Resources, experiences, and support needs of families in disadvantaged communities
ISOTIS key message: Respecting the heritage language and culture promotes parents' and children’s well-being and feelings of inclusion
This report presents the results from 3948 structural and 244 in-depth interviews with parents with a Romani, Turkish, North-African, and native low-income background, and the results from a qualitative study with 331 children ranging from 3 to 14 years.
Parents reported moderate to high educational aspirations for their children. Findings pointed out that it is decisive to value and acknowledge parents’ resources and endeavours to invest in their children’s education at all institutional and societal levels. Parent-teacher partnerships should explicitly acknowledge parental resources and positive intentions, and should be on equal footing, within an inclusive and safe climate. Digital means, such as the ISOTIS Virtual Learning Environment, may have the potential to positively contribute to these partnerships.
The report addresses the need for early use of high quality universal or targeted ECEC programs to reach-out to disadvantaged groups. . To support children’s wellbeing and feelings of acceptance and inclusion, ECEC centres, primary schools and after-school care facilities should be recognized as spaces that are co-owned by the children.
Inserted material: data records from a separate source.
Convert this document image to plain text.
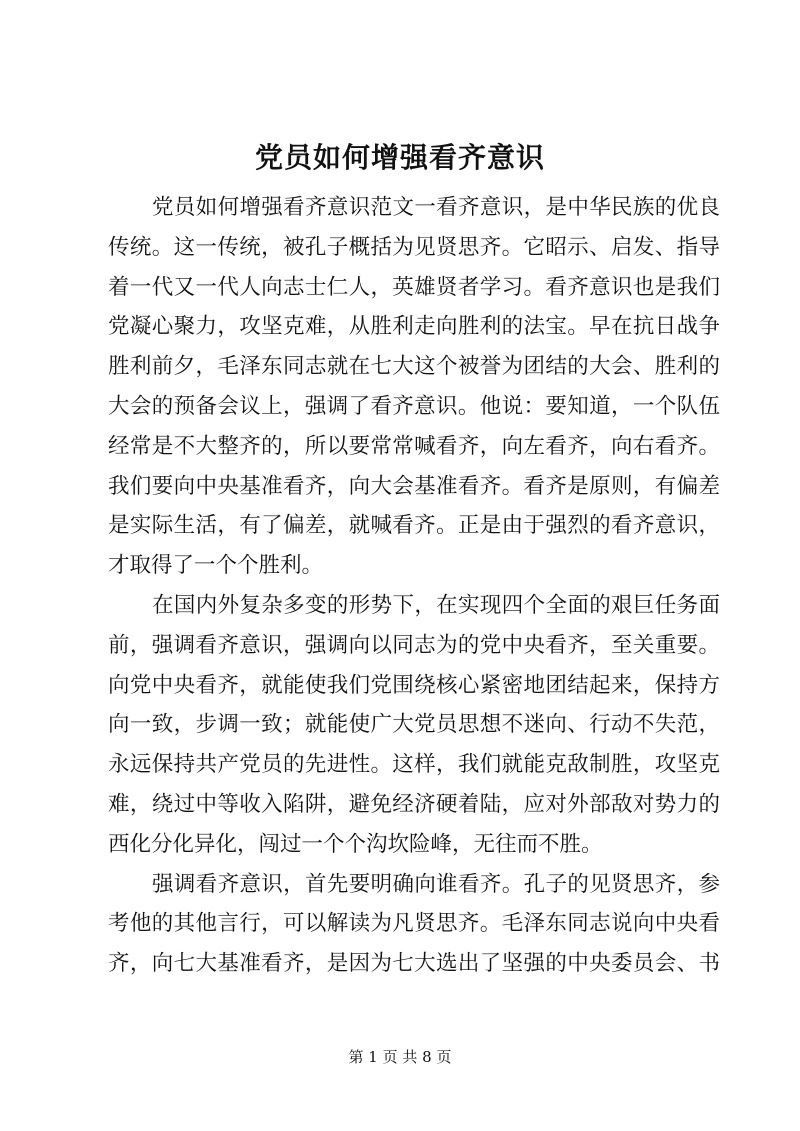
党员如何增强看齐意识
党员如何增强看齐意识范文一看齐意识，是中华民族的优良
传统。这一传统，被孔子概括为见贤思齐。它昭示、启发、指导
着一代又一代人向志士仁人，英雄贤者学习。看齐意识也是我们
党凝心聚力，攻坚克难，从胜利走向胜利的法宝。早在抗日战争
胜利前夕，毛泽东同志就在七大这个被誉为团结的大会、胜利的
大会的预备会议上，强调了看齐意识。他说：要知道，一个队伍
经常是不大整齐的，所以要常常喊看齐，向左看齐，向右看齐。
我们要向中央基准看齐，向大会基准看齐。看齐是原则，有偏差
是实际生活，有了偏差，就喊看齐。正是由于强烈的看齐意识，
才取得了一个个胜利。
在国内外复杂多变的形势下，在实现四个全面的艰巨任务面
前，强调看齐意识，强调向以同志为的党中央看齐，至关重要。
向党中央看齐，就能使我们党围绕核心紧密地团结起来，保持方
向一致，步调一致；就能使广大党员思想不迷向、行动不失范，
永远保持共产党员的先进性。这样，我们就能克敌制胜，攻坚克
难，绕过中等收入陷阱，避免经济硬着陆，应对外部敌对势力的
西化分化异化，闯过一个个沟坎险峰，无往而不胜。
强调看齐意识，首先要明确向谁看齐。孔子的见贤思齐，参
考他的其他言行，可以解读为凡贤思齐。毛泽东同志说向中央看
齐，向七大基准看齐，是因为七大选出了坚强的中央委员会、书
第 1 页 共 8 页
Results also showed that parents perceive relatively little discrimination at the local level, in the neighbourhood or at (pre)school, though they do experience a negative discourse about their group on the national level (e.g., in (social) media). The level of perceived discrimination was negatively related and high quality inter-cultural contact was positively related to parents’ feelings of wellbeing, and belonginginess. The authors highlight that national policies should recognize the value of multiple heritage languages and partly in-group orientation of socioeconomically diverse groups, respect parents’ choice for maintenance of the heritage language and culture, and actively support hybrid forms of acculturation.